Mardi 19 mars 2024
Le cabinet de curiosités par François Lafon
lundi 28 octobre 2013 à 17h41

Aux Editions Philippe Rey, Piano intime, conversations d’Alexandre Tharaud avec Nicolas Southon. Pas encore des mémoires (Tharaud va avoir quarante-cinq ans), mais l’évocation d’une carrière fondée sur le disque. « Chaque disque est un journal intime », affirme l’artiste. Découverte de Chopin, Beethoven et Vivaldi dans la collection Le Petit Ménestrel sur le tourne-disque familial, passion pour Brel, Brassens, Cora Vaucaire mais aussi et surtout Barbara. Nouvelle vie avec le récital Rameau, précédé, comme un adieu aux années de formation, d’un disque Schubert bien-aimé (« Qui l’a écouté ? Personne, je crois »), liberté et pression du succès avec Ravel et Satie, Couperin et Scarlatti, jusqu’au Bœuf sur le toit et à la bande originale du film de Michael Haneke Amour.
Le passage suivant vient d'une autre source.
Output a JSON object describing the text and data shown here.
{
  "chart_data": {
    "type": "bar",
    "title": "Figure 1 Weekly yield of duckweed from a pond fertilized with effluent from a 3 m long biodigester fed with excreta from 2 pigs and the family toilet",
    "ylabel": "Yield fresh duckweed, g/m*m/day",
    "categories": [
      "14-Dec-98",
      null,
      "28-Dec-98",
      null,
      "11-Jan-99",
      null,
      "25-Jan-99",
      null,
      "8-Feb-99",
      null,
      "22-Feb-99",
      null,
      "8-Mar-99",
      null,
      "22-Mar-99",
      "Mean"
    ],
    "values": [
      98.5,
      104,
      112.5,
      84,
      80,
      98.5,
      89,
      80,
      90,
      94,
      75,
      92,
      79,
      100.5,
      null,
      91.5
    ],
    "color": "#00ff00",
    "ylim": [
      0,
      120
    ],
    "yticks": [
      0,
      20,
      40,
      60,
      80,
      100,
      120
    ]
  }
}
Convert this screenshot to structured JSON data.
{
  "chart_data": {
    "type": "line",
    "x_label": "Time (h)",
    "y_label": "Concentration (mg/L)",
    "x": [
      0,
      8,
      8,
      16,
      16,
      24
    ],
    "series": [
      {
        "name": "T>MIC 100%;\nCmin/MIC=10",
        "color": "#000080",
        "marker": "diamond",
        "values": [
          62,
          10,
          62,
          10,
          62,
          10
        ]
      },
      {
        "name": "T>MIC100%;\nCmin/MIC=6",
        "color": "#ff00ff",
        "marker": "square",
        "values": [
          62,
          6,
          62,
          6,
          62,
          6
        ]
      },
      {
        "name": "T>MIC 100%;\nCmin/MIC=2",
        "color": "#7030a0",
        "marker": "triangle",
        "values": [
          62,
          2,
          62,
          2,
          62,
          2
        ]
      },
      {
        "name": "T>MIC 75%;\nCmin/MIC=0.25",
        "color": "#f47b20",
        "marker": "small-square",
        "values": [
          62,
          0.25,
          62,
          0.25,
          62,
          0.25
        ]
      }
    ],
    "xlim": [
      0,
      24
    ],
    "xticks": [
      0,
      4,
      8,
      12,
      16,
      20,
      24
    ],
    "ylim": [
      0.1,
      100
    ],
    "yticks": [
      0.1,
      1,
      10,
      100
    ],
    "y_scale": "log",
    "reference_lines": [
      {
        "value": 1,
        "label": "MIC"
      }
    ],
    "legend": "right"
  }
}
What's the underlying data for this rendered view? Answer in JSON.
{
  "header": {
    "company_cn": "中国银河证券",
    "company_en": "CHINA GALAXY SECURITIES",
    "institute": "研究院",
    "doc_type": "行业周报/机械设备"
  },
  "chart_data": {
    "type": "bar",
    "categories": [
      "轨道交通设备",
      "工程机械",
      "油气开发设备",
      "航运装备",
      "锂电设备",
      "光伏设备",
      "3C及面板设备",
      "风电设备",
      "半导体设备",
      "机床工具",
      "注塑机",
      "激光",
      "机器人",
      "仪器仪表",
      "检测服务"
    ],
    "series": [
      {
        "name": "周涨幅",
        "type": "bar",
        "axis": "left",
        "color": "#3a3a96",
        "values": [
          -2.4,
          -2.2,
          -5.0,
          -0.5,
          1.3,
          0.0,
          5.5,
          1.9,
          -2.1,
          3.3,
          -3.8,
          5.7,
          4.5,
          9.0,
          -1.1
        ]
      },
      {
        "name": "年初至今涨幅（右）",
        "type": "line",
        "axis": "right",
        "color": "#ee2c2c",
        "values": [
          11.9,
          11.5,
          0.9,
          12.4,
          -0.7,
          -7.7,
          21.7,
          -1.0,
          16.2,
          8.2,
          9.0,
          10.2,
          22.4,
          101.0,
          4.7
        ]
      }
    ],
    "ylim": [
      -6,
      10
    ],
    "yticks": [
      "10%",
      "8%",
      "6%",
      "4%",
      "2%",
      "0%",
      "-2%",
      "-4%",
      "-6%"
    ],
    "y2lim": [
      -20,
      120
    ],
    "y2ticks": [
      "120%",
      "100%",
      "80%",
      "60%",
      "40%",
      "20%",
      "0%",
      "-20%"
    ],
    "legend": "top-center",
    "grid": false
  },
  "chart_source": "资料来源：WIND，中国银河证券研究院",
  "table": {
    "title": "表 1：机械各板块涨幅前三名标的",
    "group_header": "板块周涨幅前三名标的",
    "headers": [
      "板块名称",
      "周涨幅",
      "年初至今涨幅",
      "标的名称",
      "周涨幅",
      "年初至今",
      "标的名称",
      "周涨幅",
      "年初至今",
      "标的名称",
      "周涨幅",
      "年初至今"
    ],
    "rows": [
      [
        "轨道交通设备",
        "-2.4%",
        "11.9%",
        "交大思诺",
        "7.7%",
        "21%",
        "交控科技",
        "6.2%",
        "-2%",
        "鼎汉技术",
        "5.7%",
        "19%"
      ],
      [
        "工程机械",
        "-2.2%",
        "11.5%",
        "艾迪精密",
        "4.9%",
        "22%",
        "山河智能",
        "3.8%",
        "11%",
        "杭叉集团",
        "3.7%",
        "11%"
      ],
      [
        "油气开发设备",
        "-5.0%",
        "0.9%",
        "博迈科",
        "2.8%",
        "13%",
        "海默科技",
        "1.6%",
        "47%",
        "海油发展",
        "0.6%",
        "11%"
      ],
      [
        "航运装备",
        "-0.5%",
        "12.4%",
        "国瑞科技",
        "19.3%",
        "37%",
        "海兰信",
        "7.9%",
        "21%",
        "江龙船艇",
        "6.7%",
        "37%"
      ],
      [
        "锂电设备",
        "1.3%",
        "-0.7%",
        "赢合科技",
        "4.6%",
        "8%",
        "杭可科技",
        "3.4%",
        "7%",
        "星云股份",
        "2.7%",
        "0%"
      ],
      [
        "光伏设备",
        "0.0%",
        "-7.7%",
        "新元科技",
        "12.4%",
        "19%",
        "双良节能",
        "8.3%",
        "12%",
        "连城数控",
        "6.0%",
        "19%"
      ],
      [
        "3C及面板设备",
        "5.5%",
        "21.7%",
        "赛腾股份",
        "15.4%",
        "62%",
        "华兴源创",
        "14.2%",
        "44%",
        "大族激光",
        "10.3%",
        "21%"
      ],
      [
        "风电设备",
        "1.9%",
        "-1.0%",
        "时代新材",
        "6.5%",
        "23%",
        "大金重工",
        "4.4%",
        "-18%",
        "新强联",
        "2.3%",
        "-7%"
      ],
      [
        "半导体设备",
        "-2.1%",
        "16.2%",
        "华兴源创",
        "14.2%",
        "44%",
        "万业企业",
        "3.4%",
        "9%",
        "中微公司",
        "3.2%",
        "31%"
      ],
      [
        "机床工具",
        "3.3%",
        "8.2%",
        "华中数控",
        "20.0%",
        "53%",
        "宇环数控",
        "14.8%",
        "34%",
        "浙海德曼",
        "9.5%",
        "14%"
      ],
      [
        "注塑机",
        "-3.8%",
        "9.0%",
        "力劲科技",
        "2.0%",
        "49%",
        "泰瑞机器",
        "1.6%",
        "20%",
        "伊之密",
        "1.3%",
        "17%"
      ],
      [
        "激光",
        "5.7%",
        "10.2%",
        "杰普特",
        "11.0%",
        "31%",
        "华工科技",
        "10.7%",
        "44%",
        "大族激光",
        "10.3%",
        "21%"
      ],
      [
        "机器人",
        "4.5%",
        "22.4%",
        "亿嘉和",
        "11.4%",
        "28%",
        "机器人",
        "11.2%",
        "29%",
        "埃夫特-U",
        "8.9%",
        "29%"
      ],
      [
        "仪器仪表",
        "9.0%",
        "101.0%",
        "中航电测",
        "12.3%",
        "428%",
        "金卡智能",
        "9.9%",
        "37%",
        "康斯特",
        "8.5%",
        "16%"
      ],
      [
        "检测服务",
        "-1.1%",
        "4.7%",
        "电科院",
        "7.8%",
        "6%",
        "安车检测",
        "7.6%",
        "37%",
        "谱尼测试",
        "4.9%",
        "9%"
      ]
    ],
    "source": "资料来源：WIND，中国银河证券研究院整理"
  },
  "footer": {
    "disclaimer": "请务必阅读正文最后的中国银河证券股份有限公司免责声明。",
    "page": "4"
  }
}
Cela pourrait être un livre pour les fans, ce public que l’on voit aux concerts de Tharaud, qui contribue à l’atmosphère très particulière qui y règne, entre cénacle élargi et affirmation d’une façon nostalgique et postmoderne à la fois de concevoir la musique. C’est plus et mieux : une réflexion très fine sur l’art et l’artiste, sur les limites que l’on transcende et le rapport aux autres, avec l’évidence souriante contrebalançant une angoisse insondable qui est la marque du personnage. On oublie presque que le disque est un support en sursis, et que de ce point de vue, une telle carrière appartient déjà à l’histoire. C’est peut-être, d’ailleurs, la vraie raison d’être de ce livre.

François Lafon

Alexandre Tharaud : Piano intime, conversations avec Nicolas Southon. Editions Philippe Rey, 192 p., 17€. Autograph, nouveau CD chez Erato/Warner - Alexandre Tharaud, le temps dérobé, documentaire de R. Aellig Régnier, en salles le 30 octobre. Alexandre Tharaud, domaine privé, Cité dela Musique (Paris), du 15 au 22 novembre

En même temps que "Natalie Dessay/Michel Legrand - entre elle et lui" (Erato), parution d’"Anne-Sofie von Otter : Douce France" (Naïve). Deux façons d’échapper au chant classique sans renier ses origines. Pour chanter variétés, supprimez le vibrato, explique Dessay (voir ici). Difficile en effet de d’imaginer le contre fa de la colorature dans la voix parlée-chantée qui détaille la Recette pour un cake d’amour (Peau d’Ane) et la Chanson de Delphine à Lancien (Les Demoiselles de Rochefort). Von Otter, mezzo suédoise à l’aise dans la langue de Verlaine et Ferré, descend de moins haut, et enchaîne mélodies (de Reynaldo Hahn à Ravel) et chansons (Lemarque, Kosma, Trénet, Moustaki) sans solution de continuité : tout juste remet-elle le vibrato dans Parlez-moi d’amour. Un cross over plus difficile à manier en français qu’en anglais, où Eileen Farrell jadis, Kiri Te Kanawa naguère et Renée Fleming récemment ont donné l’exemple : Dessay a curieusement l’air d’une débutante en duo avec Legrand (Les Moulins de mon cœur) et Von Otter vit une timide Vie en rose en regard de Piaf et Marlène. On rêve au contraire d’entendre chanter Fauré comme l’ont fait Barbara (Au Cimetière) ou Montand (Les Berceaux), ne serait-ce que pour débarrasser la mélodie française de son tenace parfum de vieux rideaux. Mais ce n’est probablement pas à des cantatrices qu’il faut demander cela.

François Lafon

Natalie Dessay/Michel Legrand - entre elle et lui : 1 CD Erato/Warner – Anne-Sophie von Otter : Douce France, 2 CD Naïve.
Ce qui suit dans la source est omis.